Home Read Classic Album Review: Kitchens & Bathrooms | Utter A Sound

Classic Album Review: Kitchens & Bathrooms | Utter A Sound

This Hamilton outfit somehow finds the sweet spot between math-rock and GBV.

This came out in 2002 – or at least that’s when I got it. Here’s what I said about it back then (with some minor editing):

 


I have heard plenty of math-rock. And I have certainly heard plenty of Guided By Voices. But I’ve never heard a band combine the two until I heard Utter A Sound, the debut full-length from Hamilton’s Kitchens and Bathrooms.

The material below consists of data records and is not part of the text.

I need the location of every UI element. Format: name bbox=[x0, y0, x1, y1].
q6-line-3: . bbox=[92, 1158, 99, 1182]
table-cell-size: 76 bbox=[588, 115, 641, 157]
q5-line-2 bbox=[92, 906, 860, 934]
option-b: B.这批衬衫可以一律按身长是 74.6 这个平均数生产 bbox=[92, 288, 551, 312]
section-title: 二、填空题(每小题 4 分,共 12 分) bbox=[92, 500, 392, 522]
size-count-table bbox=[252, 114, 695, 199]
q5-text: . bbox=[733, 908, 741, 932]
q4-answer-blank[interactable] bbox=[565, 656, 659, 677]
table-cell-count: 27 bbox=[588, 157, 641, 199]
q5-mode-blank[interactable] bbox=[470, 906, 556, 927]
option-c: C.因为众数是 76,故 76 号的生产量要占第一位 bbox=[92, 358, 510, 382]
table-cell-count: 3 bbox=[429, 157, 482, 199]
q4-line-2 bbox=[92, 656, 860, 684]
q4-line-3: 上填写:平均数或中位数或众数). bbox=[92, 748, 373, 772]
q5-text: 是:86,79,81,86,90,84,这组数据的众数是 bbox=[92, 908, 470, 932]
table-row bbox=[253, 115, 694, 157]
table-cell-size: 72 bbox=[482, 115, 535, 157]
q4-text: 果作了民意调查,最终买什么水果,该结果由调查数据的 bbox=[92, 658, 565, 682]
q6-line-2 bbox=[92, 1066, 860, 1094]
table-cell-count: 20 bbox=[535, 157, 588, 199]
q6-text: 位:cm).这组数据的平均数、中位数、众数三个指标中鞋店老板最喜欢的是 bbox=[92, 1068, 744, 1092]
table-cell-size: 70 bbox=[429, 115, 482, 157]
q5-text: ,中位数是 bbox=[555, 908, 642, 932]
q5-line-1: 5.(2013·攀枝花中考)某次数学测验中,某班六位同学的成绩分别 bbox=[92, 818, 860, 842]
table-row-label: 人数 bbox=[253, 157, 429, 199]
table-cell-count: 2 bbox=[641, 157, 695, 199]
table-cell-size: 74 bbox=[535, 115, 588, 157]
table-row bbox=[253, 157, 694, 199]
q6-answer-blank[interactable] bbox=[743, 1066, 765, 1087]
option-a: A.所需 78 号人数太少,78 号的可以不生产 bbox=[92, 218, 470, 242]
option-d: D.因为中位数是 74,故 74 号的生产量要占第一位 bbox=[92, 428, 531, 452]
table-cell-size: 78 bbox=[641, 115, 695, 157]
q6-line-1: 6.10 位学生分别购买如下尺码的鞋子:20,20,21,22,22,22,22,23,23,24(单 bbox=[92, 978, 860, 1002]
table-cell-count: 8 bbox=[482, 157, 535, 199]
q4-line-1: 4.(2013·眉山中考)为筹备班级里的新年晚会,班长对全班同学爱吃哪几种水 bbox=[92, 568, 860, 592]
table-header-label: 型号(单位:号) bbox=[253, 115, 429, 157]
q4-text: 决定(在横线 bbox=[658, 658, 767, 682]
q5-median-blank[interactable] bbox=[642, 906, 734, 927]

Most of the time, this trio is your basic math-rock ensemble: Their songs are full of the usual angular guitar chop, prime-number time signatures, hairpin-turn arrangements and precise, well-rehearsed performances. If you’ve heard Shellac or Don Caballero or even some of Rush’s more introspective moments, you know the drill. But then, every so often, one of the guys busts loose with a vocal straight out of a Guided By Voices record — some sort of weird non-sequitur lyrics, yelled in a sorta faux British accent and recorded in underproduced lo-fi. It’s as if Robert Pollard was being held hostage by Steve Albini and forced at gunpoint to sing from inside a closet. Now that’s a new solution to the old math-rock equation if I’ve ever heard one.